Amerika Serikat menetapkan Arab Saudi sebagai sekutu utama non-NATO dalam jamuan makan malam resmi di Gedung Putih pada Selasa malam waktu Washington. Pengumuman disampaikan langsung oleh Presiden Donald Trump di hadapan Putra Mahkota Mohammed bin Salman (MBS) dan para tamu undangan dari kalangan korporasi global. Penetapan ini memberi Riyadh akses prioritas terhadap pembelian sistem persenjataan AS serta keterlibatan lebih dalam riset pertahanan.
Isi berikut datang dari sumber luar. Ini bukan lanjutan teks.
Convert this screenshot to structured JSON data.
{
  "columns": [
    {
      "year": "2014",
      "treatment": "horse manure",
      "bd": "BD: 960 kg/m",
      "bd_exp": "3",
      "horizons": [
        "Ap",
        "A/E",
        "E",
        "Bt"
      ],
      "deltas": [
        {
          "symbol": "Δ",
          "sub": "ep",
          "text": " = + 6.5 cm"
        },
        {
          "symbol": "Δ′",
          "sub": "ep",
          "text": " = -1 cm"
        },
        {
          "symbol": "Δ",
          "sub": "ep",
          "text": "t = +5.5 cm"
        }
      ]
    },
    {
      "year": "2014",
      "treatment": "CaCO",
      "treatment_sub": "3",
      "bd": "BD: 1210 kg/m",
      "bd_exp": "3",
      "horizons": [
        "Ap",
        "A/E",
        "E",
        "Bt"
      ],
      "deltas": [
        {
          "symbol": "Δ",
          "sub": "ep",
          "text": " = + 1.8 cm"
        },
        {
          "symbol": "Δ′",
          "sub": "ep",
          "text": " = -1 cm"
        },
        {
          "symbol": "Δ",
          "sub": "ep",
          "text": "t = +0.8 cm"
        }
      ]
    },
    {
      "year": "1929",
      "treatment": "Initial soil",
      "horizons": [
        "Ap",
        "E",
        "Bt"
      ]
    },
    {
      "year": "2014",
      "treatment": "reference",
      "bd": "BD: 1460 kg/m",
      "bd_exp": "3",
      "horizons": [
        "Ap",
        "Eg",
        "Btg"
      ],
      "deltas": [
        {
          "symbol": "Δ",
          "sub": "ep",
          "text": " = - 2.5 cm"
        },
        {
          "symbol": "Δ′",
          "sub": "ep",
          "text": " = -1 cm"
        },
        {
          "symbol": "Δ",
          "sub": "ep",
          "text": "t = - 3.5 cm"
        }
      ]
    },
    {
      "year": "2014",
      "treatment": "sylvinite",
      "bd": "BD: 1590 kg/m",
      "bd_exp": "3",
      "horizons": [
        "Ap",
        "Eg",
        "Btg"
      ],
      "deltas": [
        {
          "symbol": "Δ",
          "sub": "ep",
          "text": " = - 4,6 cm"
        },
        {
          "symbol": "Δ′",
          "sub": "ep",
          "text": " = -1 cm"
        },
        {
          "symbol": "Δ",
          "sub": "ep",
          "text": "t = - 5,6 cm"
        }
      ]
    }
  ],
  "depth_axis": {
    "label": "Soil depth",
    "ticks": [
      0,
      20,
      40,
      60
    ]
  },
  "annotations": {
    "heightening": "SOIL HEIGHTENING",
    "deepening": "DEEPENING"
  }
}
Acara yang berlangsung di Ruang Timur Gedung Putih itu menjadi panggung pertemuan sejumlah tokoh bisnis besar. CEO Tesla Elon Musk hadir untuk pertama kalinya sejak perseteruannya dengan Trump mereda pada Juni lalu. Keduanya sebelumnya berselisih terkait rancangan anggaran federal dan subsidi perusahaan teknologi.
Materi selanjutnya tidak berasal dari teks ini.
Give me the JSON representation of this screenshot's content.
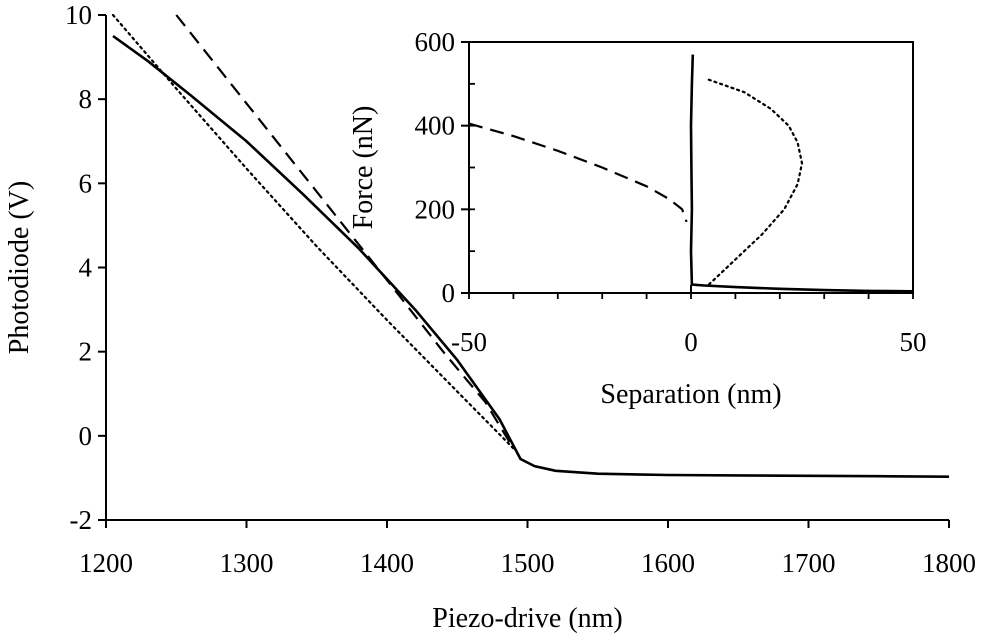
{
  "chart_data": [
    {
      "type": "line",
      "role": "main",
      "xlabel": "Piezo-drive (nm)",
      "ylabel": "Photodiode (V)",
      "xlim": [
        1200,
        1800
      ],
      "ylim": [
        -2,
        10
      ],
      "xticks": [
        "1200",
        "1300",
        "1400",
        "1500",
        "1600",
        "1700",
        "1800"
      ],
      "yticks": [
        "-2",
        "0",
        "2",
        "4",
        "6",
        "8",
        "10"
      ],
      "grid": false,
      "legend": "none",
      "series": [
        {
          "style": "solid",
          "color": "#000000",
          "x": [
            1205,
            1230,
            1260,
            1300,
            1340,
            1380,
            1420,
            1450,
            1480,
            1495,
            1505,
            1520,
            1550,
            1600,
            1650,
            1700,
            1750,
            1800
          ],
          "y": [
            9.5,
            8.9,
            8.1,
            7.0,
            5.75,
            4.45,
            3.0,
            1.8,
            0.4,
            -0.55,
            -0.72,
            -0.83,
            -0.9,
            -0.93,
            -0.94,
            -0.95,
            -0.96,
            -0.97
          ]
        },
        {
          "style": "dashed",
          "color": "#000000",
          "x": [
            1250,
            1300,
            1350,
            1400,
            1440,
            1470,
            1490
          ],
          "y": [
            10.0,
            7.9,
            5.8,
            3.7,
            2.0,
            0.8,
            -0.3
          ]
        },
        {
          "style": "dotted",
          "color": "#000000",
          "x": [
            1205,
            1250,
            1300,
            1350,
            1400,
            1450,
            1490
          ],
          "y": [
            10.0,
            8.25,
            6.35,
            4.5,
            2.75,
            1.05,
            -0.3
          ]
        }
      ]
    },
    {
      "type": "line",
      "role": "inset",
      "xlabel": "Separation (nm)",
      "ylabel": "Force (nN)",
      "xlim": [
        -50,
        50
      ],
      "ylim": [
        0,
        600
      ],
      "xticks": [
        "-50",
        "0",
        "50"
      ],
      "yticks": [
        "0",
        "200",
        "400",
        "600"
      ],
      "grid": false,
      "legend": "none",
      "series": [
        {
          "style": "dashed",
          "color": "#000000",
          "x": [
            -50,
            -40,
            -30,
            -20,
            -10,
            -5,
            -2,
            -1
          ],
          "y": [
            405,
            375,
            340,
            300,
            255,
            225,
            200,
            170
          ]
        },
        {
          "style": "solid",
          "color": "#000000",
          "x": [
            0.4,
            0.2,
            0.0,
            0.1,
            0.2,
            0.0,
            0.2,
            3,
            10,
            20,
            30,
            40,
            50
          ],
          "y": [
            570,
            500,
            400,
            300,
            200,
            100,
            20,
            18,
            14,
            10,
            7,
            5,
            4
          ]
        },
        {
          "style": "dotted",
          "color": "#000000",
          "x": [
            4,
            12,
            18,
            22,
            24,
            25,
            24,
            21,
            16,
            10,
            4
          ],
          "y": [
            510,
            480,
            440,
            400,
            360,
            310,
            260,
            200,
            140,
            80,
            20
          ]
        }
      ]
    }
  ]
}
Turut hadir CEO Apple Tim Cook, CEO Nvidia Jensen Huang, hingga pesepak bola Portugal Cristiano Ronaldo. Di sela acara, Trump memperkenalkan putranya Barron kepada Ronaldo, yang disebutnya sebagai momen yang “membuat Barron sedikit lebih menghormati ayahnya”.

Dalam pertemuan terpisah di Ruang Oval, MBS menyebut Arab Saudi akan menaikkan total komitmen investasinya di AS dari sekitar AS$600 miliar menjadi mendekati AS$1 triliun. 

“Hari ini dan besok, kami akan umumkan peningkatan investasi menjadi hampir satu triliun dolar, mencakup peluang nyata di berbagai sektor,” ujar MBS dalam keterangan yang disampaikan kepada wartawan.

AS dan Arab Saudi juga menandatangani sejumlah kesepakatan yang mencakup kerja sama nuklir sipil, kecerdasan buatan, mineral kritis, serta pakta pertahanan strategis. 

Paket tersebut memuat penjualan jet tempur F-35 dan hampir 300 tank ke Riyadh. Trump menyebut penjualan F-35 “tetap berjalan” meski Israel sebelumnya menyampaikan kekhawatiran soal keunggulan militernya di kawasan.

Kunjungan ini menjadi yang pertama bagi MBS ke Gedung Putih sejak pembunuhan jurnalis Washington Post Jamal Khashoggi pada 2018. 

Ketika ditanya mengenai temuan intelijen AS bahwa MBS diduga menyetujui operasi tersebut, Trump menyatakan “hal-hal terjadi” dan menambahkan bahwa sang putra mahkota “tidak mengetahui apa-apa tentang itu”. Ia bahkan memuji rekam jejak hak asasi manusia MBS, menyebut “apa yang telah dia lakukan luar biasa”.

Dengan penetapan ini, Arab Saudi menjadi negara ke-20 yang memperoleh status sekutu utama non-NATO, bergabung dengan Mesir, Israel, Qatar, dan sejumlah mitra strategis AS lainnya di kawasan Timur Tengah.